Nonprofits' Fat Profits
Congress and the Clinton Administration are scrutinizing the nation's nonprofit organizations, and none too soon. Nonprofits, thanks to their exploding business activities, now make up 10% of the U.S. gross domestic product--yes, 10%!
Two issues are at stake, both stemming from the burgeoning businesses of the nonprofits. First, there is fairness. Are loophole-ridden, laxly enforced tax laws giving nonprofits an unfair edge over for-profit businesses? Some nonprofits may be abusing tax exemptions and low postal rates to beat the heck out of competitors instead of bolstering the commonweal. One YMCA in Washington, D.C., has a virtual-reality golf course, shines its members' shoes while they work out, and charges monthly dues of up to $98. Other nonprofits are selling tax-exempt bonds that may also help their commercial activities. Unfair? Rivals sure think so.
Then there is the use of all that income to lobby Washington pols. Last year, more than half of the American Association of Retired Persons' annual revenues of $382 million came from the sale of insurance, pharmaceuticals, and other goods and services on which it paid little or no taxes. Senator Alan K. Simpson (R-Wyo.) doesn't like the fact that AARP spent $36 million lobbying for more government spending while opposing the balanced budget amendment. President Clinton, meanwhile, is bugged by the fact that the National Rifle Assn., which made $14 million from the sale of its magazine and insurance, lobbies against gun restrictions.

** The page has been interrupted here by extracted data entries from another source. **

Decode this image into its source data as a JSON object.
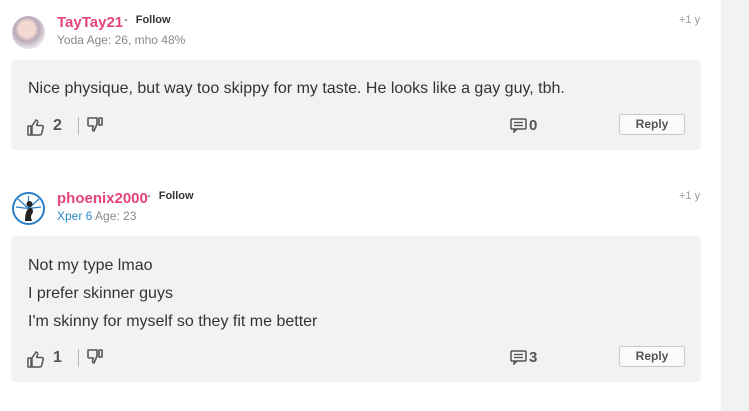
{
  "comments": [
    {
      "username": "TayTay21",
      "separator": "-",
      "follow_label": "Follow",
      "subline": "Yoda Age: 26, mho 48%",
      "time": "+1 y",
      "lines": [
        "Nice physique, but way too skippy for my taste. He looks like a gay guy, tbh."
      ],
      "likes": "2",
      "message_count": "0",
      "reply_label": "Reply"
    },
    {
      "username": "phoenix2000",
      "separator": "-",
      "follow_label": "Follow",
      "subline_xper": "Xper 6",
      "subline_age": "Age: 23",
      "time": "+1 y",
      "lines": [
        "Not my type lmao",
        "I prefer skinner guys",
        "I'm skinny for myself so they fit me better"
      ],
      "likes": "1",
      "message_count": "3",
      "reply_label": "Reply"
    }
  ],
  "colors": {
    "username": "#e6457a",
    "xper": "#2a8cc8",
    "card_bg": "#f2f2f2"
  }
}
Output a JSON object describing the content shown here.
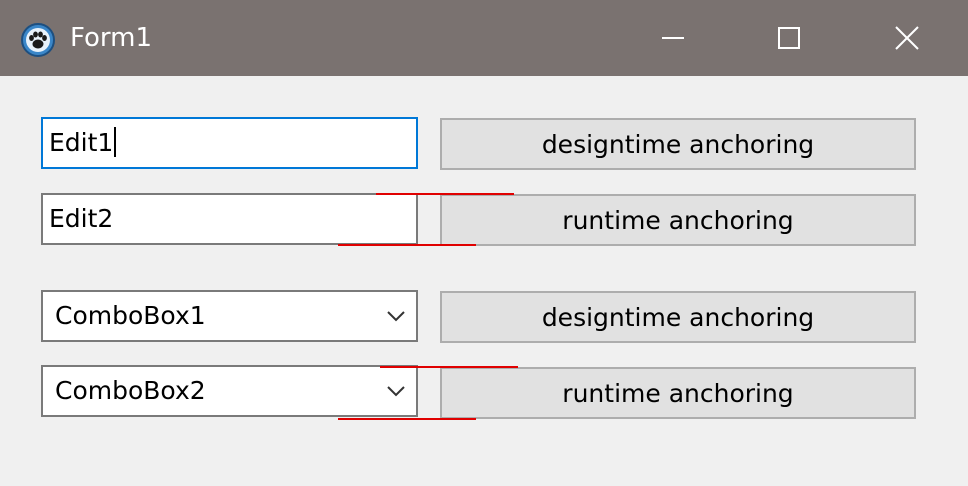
{
  "window": {
    "title": "Form1",
    "icon": "paw-icon",
    "controls": [
      "minimize-icon",
      "maximize-icon",
      "close-icon"
    ]
  },
  "form": {
    "edit1": {
      "value": "Edit1",
      "focused": true
    },
    "edit2": {
      "value": "Edit2"
    },
    "button1": {
      "label": "designtime anchoring"
    },
    "button2": {
      "label": "runtime anchoring"
    },
    "combobox1": {
      "value": "ComboBox1"
    },
    "combobox2": {
      "value": "ComboBox2"
    },
    "button3": {
      "label": "designtime anchoring"
    },
    "button4": {
      "label": "runtime anchoring"
    }
  },
  "colors": {
    "titlebar": "#7a7270",
    "background": "#f0f0f0",
    "focus_border": "#0078d7",
    "anchor_marker": "#e00000"
  }
}
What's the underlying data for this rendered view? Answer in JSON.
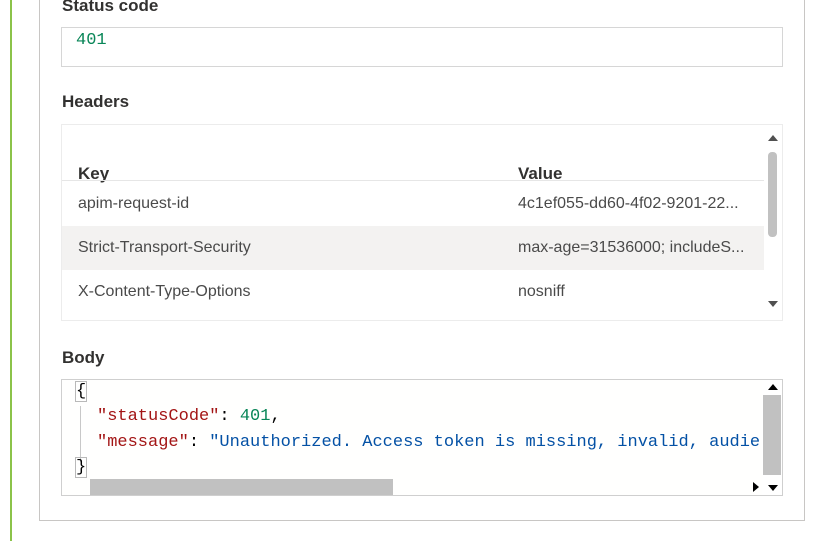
{
  "status": {
    "label": "Status code",
    "value": "401"
  },
  "headers": {
    "label": "Headers",
    "columns": [
      "Key",
      "Value"
    ],
    "rows": [
      {
        "key": "apim-request-id",
        "value": "4c1ef055-dd60-4f02-9201-22..."
      },
      {
        "key": "Strict-Transport-Security",
        "value": "max-age=31536000; includeS..."
      },
      {
        "key": "X-Content-Type-Options",
        "value": "nosniff"
      }
    ]
  },
  "body": {
    "label": "Body",
    "open_brace": "{",
    "close_brace": "}",
    "line1_key": "\"statusCode\"",
    "line1_sep": ": ",
    "line1_value": "401",
    "line1_end": ",",
    "line2_key": "\"message\"",
    "line2_sep": ": ",
    "line2_value": "\"Unauthorized. Access token is missing, invalid, audie"
  },
  "colors": {
    "key": "#a31515",
    "number": "#098658",
    "string": "#0451a5",
    "accent": "#8bc34a"
  }
}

Businesses are entitled to a level playing field, and Congress and the IRS should see to it that the profits of nonprofits are taxed just like the profits of regular businesses. It gets trickier when it comes to all the lobbying. No one can question the right of special-interest groups to try to influence legislation. Legislators and the President are wrong if they attack lobbies solely because they disagree with them politically. Yet the financing of any lobbying effort cannot be permitted to come from untaxed commercial profits. By throwing around their weight in Washington, nonprofits have moved out of the shadows into the glare of the political process. They deserve the scrutiny they are now attracting.